The couple has also filed suit demanding that Jack Bendschneider waive his custody rights. If he has not signed by early next month, a Barnstable judge will be asked to determine the biological parents of the baby, Brisman said.
Mitchard and Brent moved to Harwich last summer but decided to return this month to Madison, where they have family, after the surrogacy issue arose, Mitchard said.
”It certainly cast a pall over what should have been an entirely joyous time,” she said.
In vitro fertilization
Atticus was conceived with in vitro fertilization using Brent’s sperm and a donor egg. Another of the couple’s children, Will, was born to a different surrogate mother two years ago. Mitchard, 52, whose first husband died when he was 45, has seven children, ages 3 weeks to 22 years old.
”They’re all mine,” she said. ”Some came to us through adoption, but I don’t distinguish.”
Arletta Bendschneider, 33, is a building inspector in Danville, Ky. A woman in the building department said Bendschneider was out on leave. Repeated attempts to reach her were unsuccessful; her cell phone was turned off and there was no voice mail. On her Web site,wombofhope.com, she says she believed being a surrogate was ”my life’s calling.”
Jack Bendschneider, a factory worker in Danville, did not return messages left with his supervisor or at his parents’ home. His lawyer, Theodore Lavit of Lebanon, Ky., said Bendschneider has no interest in Mitchard’s baby, but sees no reason why he should sign a waiver.
”We’ve had calls from all over the United States. ‘Dr. Phil’ has called and ‘Inside Edition,’ but we’re not interested in trying this case in the newspaper or on television,” Lavit said.
He said Bendschneider, who filed for divorce from his wife when she was eight months pregnant with Mitchard’s and Brent’s child, is only concerned with maintaining custody of his two children, ages 2 and 7.
In September, a judge in Casey County, Ky., ordered Arletta Bendschneider to leave the family home and granted temporary full custody of the children to her husband. The couple is now in the midst of divorce proceedings, Lavit said.
Mitchard said Arletta agreed to carry the baby because of her desire to help couples who could not conceive on their own. She said she accepted only $1,000 of the original $5,000 fee.
On her Web site, Arletta Bendschneider claims her husband was at first ”very supportive” of her pregnancy, and even gave her twice-daily progesterone injections to help maintain it.
Mitchard said Arletta found the separation and the loss of her two children ”extraordinarily devastating.”
”We were just made witness by her courage,” Mitchard said. ”Despite all she was going through, she still remained steadfast and determined to make sure Atticus was born healthy and this was a joyous experience for us.”
Jack Bendschneider is quoted in a Nov. 13 article in the Lexington (Ky.) Herald Leader as saying he feared his children would be ridiculed in their traditional farming community because of his wife’s decision to be a surrogate mother.

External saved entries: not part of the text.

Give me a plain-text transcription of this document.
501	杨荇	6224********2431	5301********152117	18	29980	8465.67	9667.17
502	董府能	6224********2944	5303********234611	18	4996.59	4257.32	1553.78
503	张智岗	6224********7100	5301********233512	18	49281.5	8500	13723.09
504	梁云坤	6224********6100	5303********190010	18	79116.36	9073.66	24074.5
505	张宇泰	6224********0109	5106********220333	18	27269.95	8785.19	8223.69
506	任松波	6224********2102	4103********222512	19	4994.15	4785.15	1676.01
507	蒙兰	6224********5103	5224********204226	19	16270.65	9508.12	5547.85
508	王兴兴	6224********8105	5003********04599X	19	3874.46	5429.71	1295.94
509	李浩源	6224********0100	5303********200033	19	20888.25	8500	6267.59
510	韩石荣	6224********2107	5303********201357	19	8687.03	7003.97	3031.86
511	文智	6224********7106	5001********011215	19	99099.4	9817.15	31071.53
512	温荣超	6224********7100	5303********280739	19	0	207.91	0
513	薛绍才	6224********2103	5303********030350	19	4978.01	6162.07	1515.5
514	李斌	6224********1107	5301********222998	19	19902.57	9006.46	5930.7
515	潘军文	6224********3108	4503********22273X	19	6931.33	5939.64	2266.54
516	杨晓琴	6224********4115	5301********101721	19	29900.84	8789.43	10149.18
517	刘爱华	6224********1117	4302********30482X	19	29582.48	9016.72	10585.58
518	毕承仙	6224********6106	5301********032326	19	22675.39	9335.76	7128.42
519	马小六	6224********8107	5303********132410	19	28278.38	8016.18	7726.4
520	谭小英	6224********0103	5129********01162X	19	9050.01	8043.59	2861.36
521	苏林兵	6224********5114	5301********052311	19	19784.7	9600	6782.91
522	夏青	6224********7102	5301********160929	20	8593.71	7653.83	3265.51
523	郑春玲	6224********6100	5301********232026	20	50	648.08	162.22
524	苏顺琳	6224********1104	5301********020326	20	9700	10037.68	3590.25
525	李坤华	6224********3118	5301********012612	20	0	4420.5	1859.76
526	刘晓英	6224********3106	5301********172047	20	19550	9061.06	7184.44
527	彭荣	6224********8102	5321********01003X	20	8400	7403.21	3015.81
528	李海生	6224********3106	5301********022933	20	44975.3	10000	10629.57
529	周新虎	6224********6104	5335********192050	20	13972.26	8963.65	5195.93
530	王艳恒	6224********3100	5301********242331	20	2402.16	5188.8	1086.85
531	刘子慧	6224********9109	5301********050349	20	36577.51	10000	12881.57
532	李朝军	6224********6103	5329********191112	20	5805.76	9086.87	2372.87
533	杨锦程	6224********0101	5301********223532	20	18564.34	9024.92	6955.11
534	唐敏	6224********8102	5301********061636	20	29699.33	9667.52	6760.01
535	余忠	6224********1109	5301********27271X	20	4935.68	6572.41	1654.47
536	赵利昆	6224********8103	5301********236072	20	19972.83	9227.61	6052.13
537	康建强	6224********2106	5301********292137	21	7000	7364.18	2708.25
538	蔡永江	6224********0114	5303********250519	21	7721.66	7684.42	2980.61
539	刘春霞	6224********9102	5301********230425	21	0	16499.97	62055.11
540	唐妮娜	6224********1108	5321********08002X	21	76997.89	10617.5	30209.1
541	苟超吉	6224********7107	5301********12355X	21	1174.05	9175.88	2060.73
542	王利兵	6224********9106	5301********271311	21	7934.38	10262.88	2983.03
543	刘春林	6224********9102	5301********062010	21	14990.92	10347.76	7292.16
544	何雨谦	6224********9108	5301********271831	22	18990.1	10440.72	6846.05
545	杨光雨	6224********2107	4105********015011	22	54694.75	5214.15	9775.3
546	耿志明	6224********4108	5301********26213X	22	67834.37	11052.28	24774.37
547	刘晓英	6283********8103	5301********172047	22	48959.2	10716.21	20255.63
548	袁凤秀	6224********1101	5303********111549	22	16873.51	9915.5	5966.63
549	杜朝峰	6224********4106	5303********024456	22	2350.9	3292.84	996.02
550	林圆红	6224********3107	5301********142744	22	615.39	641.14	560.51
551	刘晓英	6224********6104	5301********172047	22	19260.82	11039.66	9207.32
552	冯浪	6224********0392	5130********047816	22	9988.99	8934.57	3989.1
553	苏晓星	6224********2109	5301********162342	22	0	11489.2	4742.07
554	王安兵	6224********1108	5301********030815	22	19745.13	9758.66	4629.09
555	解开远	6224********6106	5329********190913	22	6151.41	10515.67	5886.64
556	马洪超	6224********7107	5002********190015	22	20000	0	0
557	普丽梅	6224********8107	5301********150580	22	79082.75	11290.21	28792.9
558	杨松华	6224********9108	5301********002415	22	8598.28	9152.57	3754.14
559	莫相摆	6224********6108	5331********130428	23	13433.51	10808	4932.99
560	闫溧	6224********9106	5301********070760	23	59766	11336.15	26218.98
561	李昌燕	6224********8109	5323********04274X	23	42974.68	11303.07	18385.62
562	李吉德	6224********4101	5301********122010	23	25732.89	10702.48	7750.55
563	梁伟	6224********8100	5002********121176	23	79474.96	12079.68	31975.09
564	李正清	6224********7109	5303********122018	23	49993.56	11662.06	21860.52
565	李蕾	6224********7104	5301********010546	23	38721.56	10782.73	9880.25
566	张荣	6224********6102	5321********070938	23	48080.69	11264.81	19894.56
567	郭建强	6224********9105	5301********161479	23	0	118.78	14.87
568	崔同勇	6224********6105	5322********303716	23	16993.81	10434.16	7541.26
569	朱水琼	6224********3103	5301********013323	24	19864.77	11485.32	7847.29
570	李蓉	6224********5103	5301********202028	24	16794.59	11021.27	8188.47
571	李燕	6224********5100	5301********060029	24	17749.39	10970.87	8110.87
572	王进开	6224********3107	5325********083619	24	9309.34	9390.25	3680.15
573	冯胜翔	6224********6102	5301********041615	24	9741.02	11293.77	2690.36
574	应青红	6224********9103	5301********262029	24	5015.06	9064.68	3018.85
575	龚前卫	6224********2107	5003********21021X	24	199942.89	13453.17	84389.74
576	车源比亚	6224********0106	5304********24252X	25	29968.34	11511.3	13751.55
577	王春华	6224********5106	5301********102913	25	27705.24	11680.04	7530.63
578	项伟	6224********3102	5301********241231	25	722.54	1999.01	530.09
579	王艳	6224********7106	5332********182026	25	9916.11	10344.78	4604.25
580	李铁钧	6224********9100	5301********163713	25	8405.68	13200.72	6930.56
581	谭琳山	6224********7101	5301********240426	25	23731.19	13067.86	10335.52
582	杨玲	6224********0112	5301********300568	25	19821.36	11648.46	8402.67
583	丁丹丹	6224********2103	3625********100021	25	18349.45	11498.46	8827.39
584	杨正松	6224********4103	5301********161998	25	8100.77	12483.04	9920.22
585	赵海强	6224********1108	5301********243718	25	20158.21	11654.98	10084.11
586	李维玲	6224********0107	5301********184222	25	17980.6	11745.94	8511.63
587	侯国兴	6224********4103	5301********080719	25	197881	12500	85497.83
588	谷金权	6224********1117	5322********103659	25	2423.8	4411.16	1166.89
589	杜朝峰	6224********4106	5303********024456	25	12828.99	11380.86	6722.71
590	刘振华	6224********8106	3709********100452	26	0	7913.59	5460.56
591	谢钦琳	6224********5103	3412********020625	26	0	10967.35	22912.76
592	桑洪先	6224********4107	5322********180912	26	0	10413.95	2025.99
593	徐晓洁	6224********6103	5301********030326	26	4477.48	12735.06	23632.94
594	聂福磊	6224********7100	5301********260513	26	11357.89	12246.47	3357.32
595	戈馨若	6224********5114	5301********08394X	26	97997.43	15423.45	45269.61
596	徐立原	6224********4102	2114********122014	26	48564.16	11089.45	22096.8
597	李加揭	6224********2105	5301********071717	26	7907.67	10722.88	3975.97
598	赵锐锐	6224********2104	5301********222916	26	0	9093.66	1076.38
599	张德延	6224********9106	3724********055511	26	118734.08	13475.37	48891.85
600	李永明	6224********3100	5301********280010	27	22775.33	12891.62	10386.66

”I was physically sick. I couldn’t sleep at night, thinking my children are going to have to discuss this with people later in life,” he is quoted as saying.
Mitchard, whose latest novel, ”Breakdown Lane,” is set to be made into a movie, said she has found solace at this time through her writing. Her new book, ”Cage of Stars,” is due to be released in May.
It was hard to leave Cape Cod, she said, since her children had settled into Harwich schools.
”But this experience made us feel far less adventurous,” she said.